Cerminannya dapat kita amati dari berbagai tingkah laku masyarakat yang menyimpang. Beredarnya video mesum tak lepas dari mengguritanya perilaku seks bebas di kalangan masyarakat khususnya kaula muda. Hal ini diperparah dengan laku mengonsumsi obat-obatan terlarang. Mirisnya, ini sudah menjadi hal tabu di kalangan remaja saat ini.
Inilah yang kemudian membuat miris bangsa ini. Kepercayaan masyarakat akan nilai-nilai pendidikan pun luntur hingga berakibat pada hilangnya motivasi untuk mengenyam pendidikan. Hal ini berujung pada tingginya jumlah pengangguran selain karena faktor utama yakni masalah minimnya pendapatan ekonomi masyarakat.
Pemerintah pun dibuat repot di samping memang sudah menjadi tanggung jawabnya untuk menyelenggarakan pendidikan bagi masyarakat. Bila sudah demikian, apa yang salah dengan sistem pendidikan kita? Bukankah bangsa ini punya cita-cita pendidikan yang luhur?

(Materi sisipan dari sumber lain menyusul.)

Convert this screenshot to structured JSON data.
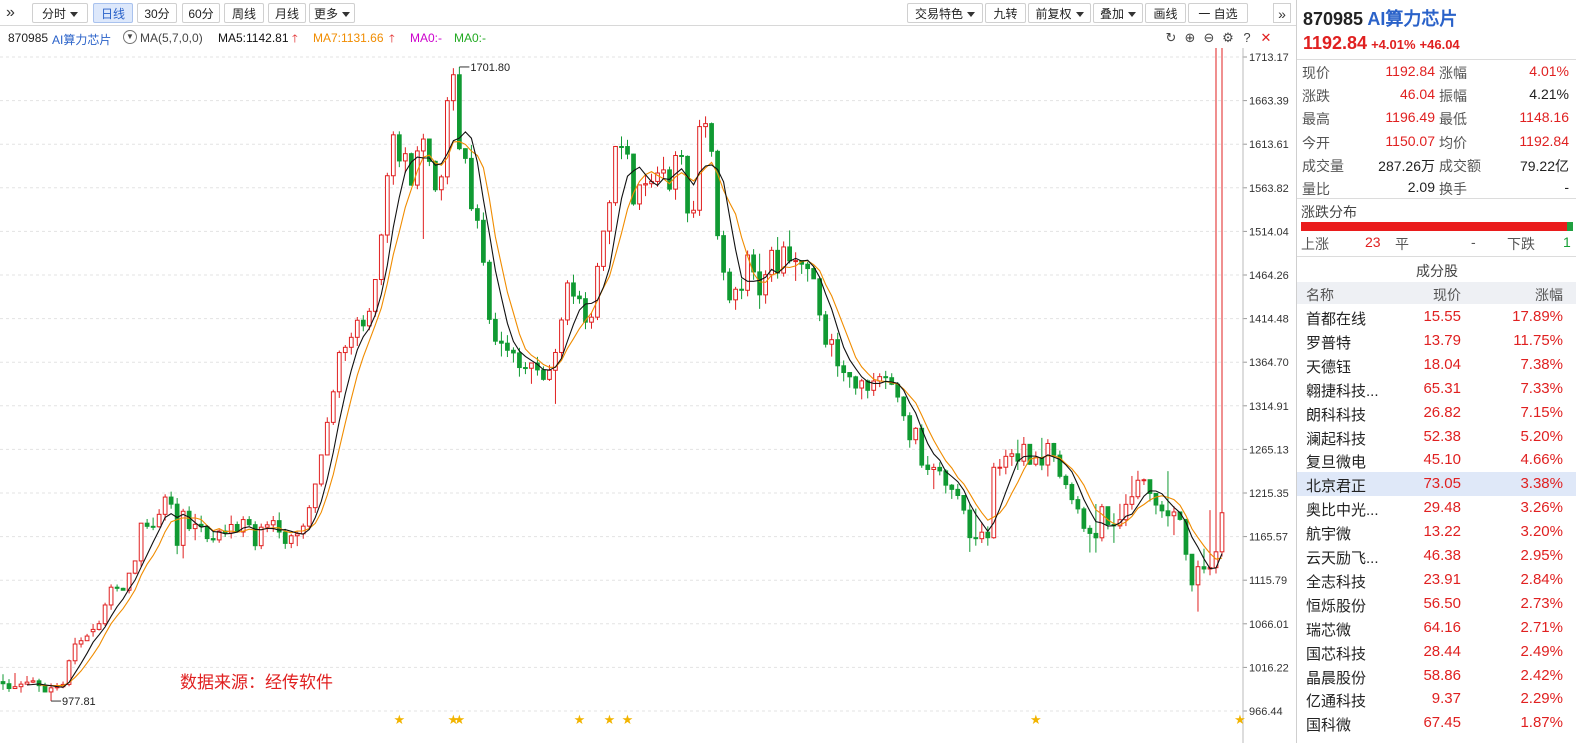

Untuk masalah ini, Ki Hajar Dewantara punya jawabannya. Dia berseloroh, pengembangan pendidikan yang terlalu menitikberatkan pada satu daya saja (aspek intelektual) belaka hanya akan menjauhkan peserta didik dari masyarakatnya. Lebih ringkas mungkin dapat dijelaskan dengan peribahasa “kacang lupa akan kulitnya”. Ini karena kecakapan intelektual peserta didik tak dibarengi oleh mental diri yang baik.
Lebih tegas Ki Hajar Dewantara menyatakan pendidikan yang hanya menekankan pada pengembangan daya cipta dan kurang memperhatikan pengembangan olah rasa dan karsa akan berbuntut pada terciptanya manusia yang kurang humanis atau tak manusiawi.
Bagi Ki Hajar Dewantara, para guru hendaknya menjadi pribadi yang bermutu dalam kepribadian dan kerohanian, baru kemudian menyediakan diri untuk menjadi pahlawan dan juga menyiapkan para peserta didik untuk menjadi pembela bangsa. Dengan kata lain, yang diutamakan sebagai pendidik adalah fungsinya sebagai figur keteladanan, baru kemudian sebagai fasilitator atau pengajar.
Kuncinya terletak pada kolaburasi intelektual dan rasa atau moralitas. Manusia tak dapat berkembang menjadi manusia yang humanis dan manusiawi tanpa dibekali oleh moralitas yang mampu mengantarkannya menjadi manusia yang mampu memanusiakan manusia. Kecakapan intelektualitas bila disandingkan dengan kecakapan moralitas bukan tak mungkin mampu mengantarkan bangsa ini menjadi bangsa yang maju dan dihormati.